“Blended learning” refers to an educational program in which students learn both in the classroom and online. In an article for Web Courseworks, education consultant Jon Aleckson argues that such programs for adults often struggle to integrate technology in a meaningful way.
But Aleckson discovered a shining example of blended learning in the University of Wisconsin-Madison’s Professional Life Coaching Certificate (PLCC) program. His wife enrolled in the nine-month program, in which participants work toward professional credentialing through a series of face-to-face classes and teleconferences.
“I witnessed secondhand what I believe to be an example of best practice for blended learning design,” Aleckson says. “I’ve been a student of blending learning design theory for a long time, and witnessing this exemplary course helped crystallize for me the key ingredients for creating effective blended learning experiences.”
Aleckson lauds the program’s “star instructor,” Darcy Luoma, and its cohort model, in which students go through the course together while gaining a sense of community.
“Scheduled face-to-face classroom sessions complement and reinforce concepts from the online and telephone sessions and help the designers achieve their goal of providing a transformative experience,” he says.
The article also notes that, given its accreditation by the International Coaching Federation, the PLCC’s curriculum is rigorous.
“We want it to really mean something when people graduate from our program,” director Aphra Mednick tells Aleckson. “If someone’s going to hire them, there’s a standard that they know they can trust. The program is intense, but our students all thank us and say, ‘I would not have had it any other way.’”
Building an action plan
In another recent article about UW-Madison’s Professional Life Coaching Certificate program, the Badger Herald interviewed Luoma about the rewards of a career in life coaching.

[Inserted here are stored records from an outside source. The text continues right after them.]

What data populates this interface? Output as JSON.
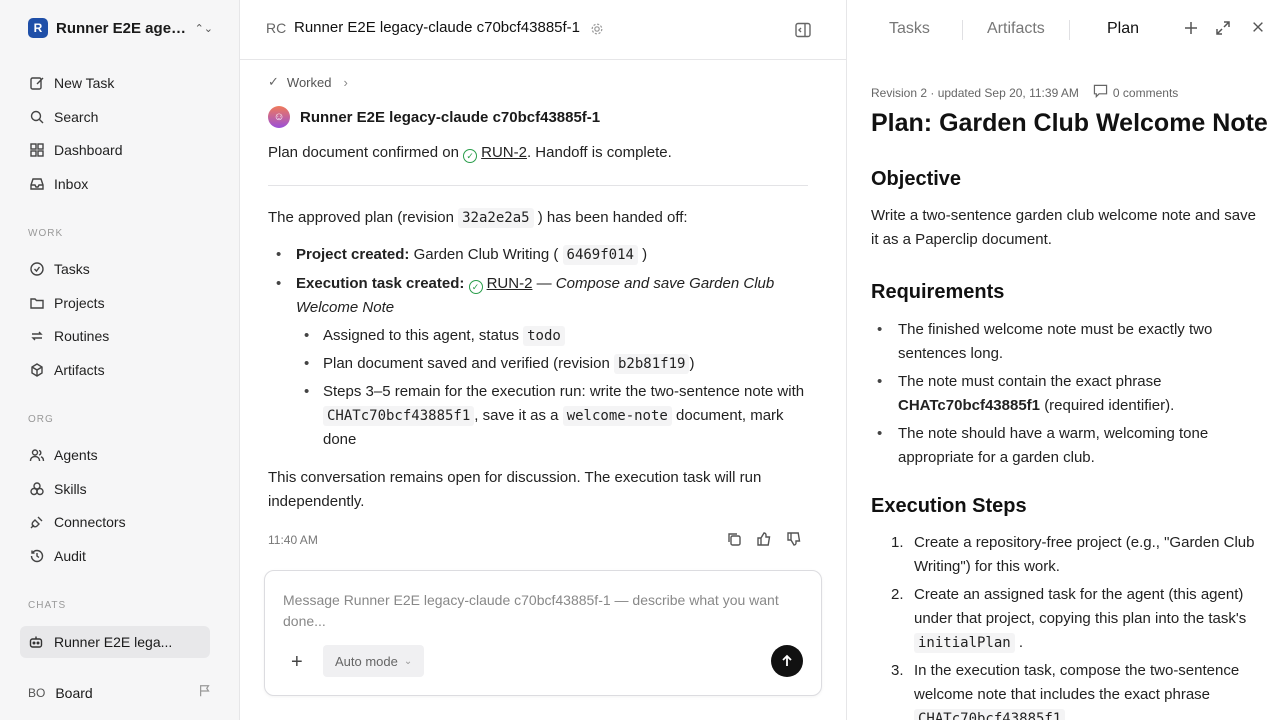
{
  "sidebar": {
    "workspace": {
      "logo": "R",
      "name": "Runner E2E agen..."
    },
    "main_nav": [
      {
        "icon": "pencil-square-icon",
        "label": "New Task"
      },
      {
        "icon": "search-icon",
        "label": "Search"
      },
      {
        "icon": "dashboard-icon",
        "label": "Dashboard"
      },
      {
        "icon": "inbox-icon",
        "label": "Inbox"
      }
    ],
    "work_label": "WORK",
    "work_nav": [
      {
        "icon": "check-circle-icon",
        "label": "Tasks"
      },
      {
        "icon": "folder-icon",
        "label": "Projects"
      },
      {
        "icon": "repeat-icon",
        "label": "Routines"
      },
      {
        "icon": "cube-icon",
        "label": "Artifacts"
      }
    ],
    "org_label": "ORG",
    "org_nav": [
      {
        "icon": "users-icon",
        "label": "Agents"
      },
      {
        "icon": "skills-icon",
        "label": "Skills"
      },
      {
        "icon": "plug-icon",
        "label": "Connectors"
      },
      {
        "icon": "history-icon",
        "label": "Audit"
      }
    ],
    "chats_label": "CHATS",
    "active_chat": "Runner E2E lega...",
    "board": {
      "initials": "BO",
      "label": "Board"
    }
  },
  "chat": {
    "header_initials": "RC",
    "header_title": "Runner E2E legacy-claude c70bcf43885f-1",
    "worked_label": "Worked",
    "agent_name": "Runner E2E legacy-claude c70bcf43885f-1",
    "confirm_prefix": "Plan document confirmed on",
    "confirm_link": "RUN-2",
    "confirm_suffix": ". Handoff is complete.",
    "handoff_prefix": "The approved plan (revision",
    "handoff_rev": "32a2e2a5",
    "handoff_suffix": ") has been handed off:",
    "b1_label": "Project created:",
    "b1_text": "Garden Club Writing (",
    "b1_code": "6469f014",
    "b1_end": ")",
    "b2_label": "Execution task created:",
    "b2_link": "RUN-2",
    "b2_dash": " — ",
    "b2_italic": "Compose and save Garden Club Welcome Note",
    "s1_text": "Assigned to this agent, status",
    "s1_code": "todo",
    "s2_text": "Plan document saved and verified (revision",
    "s2_code": "b2b81f19",
    "s2_end": ")",
    "s3_text": "Steps 3–5 remain for the execution run: write the two-sentence note with",
    "s3_code1": "CHATc70bcf43885f1",
    "s3_mid": ", save it as a",
    "s3_code2": "welcome-note",
    "s3_end": "document, mark done",
    "closing": "This conversation remains open for discussion. The execution task will run independently.",
    "time": "11:40 AM",
    "composer_placeholder": "Message Runner E2E legacy-claude c70bcf43885f-1 — describe what you want done...",
    "mode_label": "Auto mode"
  },
  "panel": {
    "tabs": [
      "Tasks",
      "Artifacts",
      "Plan"
    ],
    "active_tab": "Plan",
    "meta": "Revision 2 · updated Sep 20, 11:39 AM",
    "comments": "0 comments",
    "title": "Plan: Garden Club Welcome Note",
    "objective_heading": "Objective",
    "objective_text": "Write a two-sentence garden club welcome note and save it as a Paperclip document.",
    "requirements_heading": "Requirements",
    "req1": "The finished welcome note must be exactly two sentences long.",
    "req2_prefix": "The note must contain the exact phrase",
    "req2_bold": "CHATc70bcf43885f1",
    "req2_suffix": "(required identifier).",
    "req3": "The note should have a warm, welcoming tone appropriate for a garden club.",
    "steps_heading": "Execution Steps",
    "step1": "Create a repository-free project (e.g., \"Garden Club Writing\") for this work.",
    "step2_prefix": "Create an assigned task for the agent (this agent) under that project, copying this plan into the task's",
    "step2_code": "initialPlan",
    "step2_suffix": ".",
    "step3_prefix": "In the execution task, compose the two-sentence welcome note that includes the exact phrase",
    "step3_code": "CHATc70bcf43885f1"
  }
}
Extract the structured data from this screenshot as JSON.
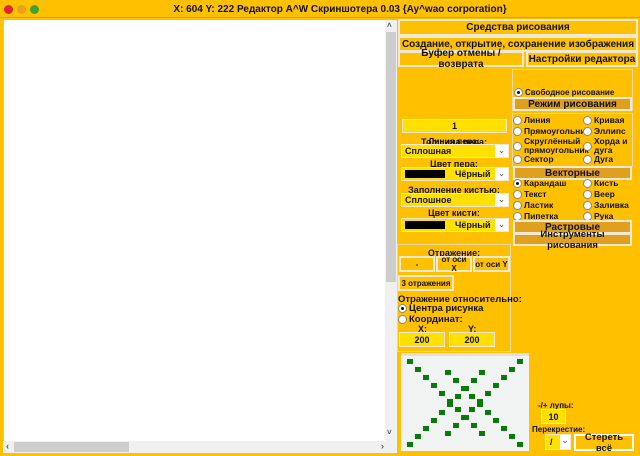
{
  "title": "X: 604 Y: 222  Редактор A^W Скриншотера 0.03 {Ay^wao corporation}",
  "colors": {
    "accent": "#FFC000",
    "header": "#DFA020",
    "input": "#FFE000",
    "pixel": "#0A7A0A"
  },
  "tabs": {
    "drawing": "Средства рисования",
    "file": "Создание, открытие, сохранение изображения",
    "undo": "Буфер отмены / возврата",
    "settings": "Настройки редактора"
  },
  "pen": {
    "width_label": "Толщина пера:",
    "width": "1",
    "line_label": "Линия пера:",
    "line": "Сплошная",
    "color_label": "Цвет пера:",
    "color": "Чёрный",
    "fill_label": "Заполнение кистью:",
    "fill": "Сплошное",
    "brush_color_label": "Цвет кисти:",
    "brush_color": "Чёрный"
  },
  "modes": {
    "free": "Свободное рисование",
    "header": "Режим рисования",
    "vector_header": "Векторные",
    "raster_header": "Растровые",
    "tools_header": "Инструменты рисования",
    "vector": [
      "Линия",
      "Кривая",
      "Прямоугольник",
      "Эллипс",
      "Скруглённый прямоугольник",
      "Хорда и дуга",
      "Сектор",
      "Дуга"
    ],
    "raster": [
      "Карандаш",
      "Кисть",
      "Текст",
      "Веер",
      "Ластик",
      "Заливка",
      "Пипетка",
      "Рука"
    ]
  },
  "reflect": {
    "label": "Отражение:",
    "none": "-",
    "x_axis": "от оси X",
    "y_axis": "от оси Y",
    "three": "3 отражения",
    "relative": "Отражение относительно:",
    "center": "Центра рисунка",
    "coords": "Координат:",
    "x_label": "X:",
    "y_label": "Y:",
    "x": "200",
    "y": "200"
  },
  "zoom": {
    "label": "-/+ лупы:",
    "value": "10",
    "cross_label": "Перекрестие:",
    "cross": "/",
    "clear": "Стереть всё"
  }
}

“A life coach is someone who really helps clients identify what they want in life and what will make them happy or more successful,” she says. “By helping them build an action plan, you can help them determine what will allow them to be happier or more successful in fulfilling their purpose in life.”
The Badger Herald article explains that businesses can also benefit from hiring coaches to teach their employees communication and conflict-resolution skills.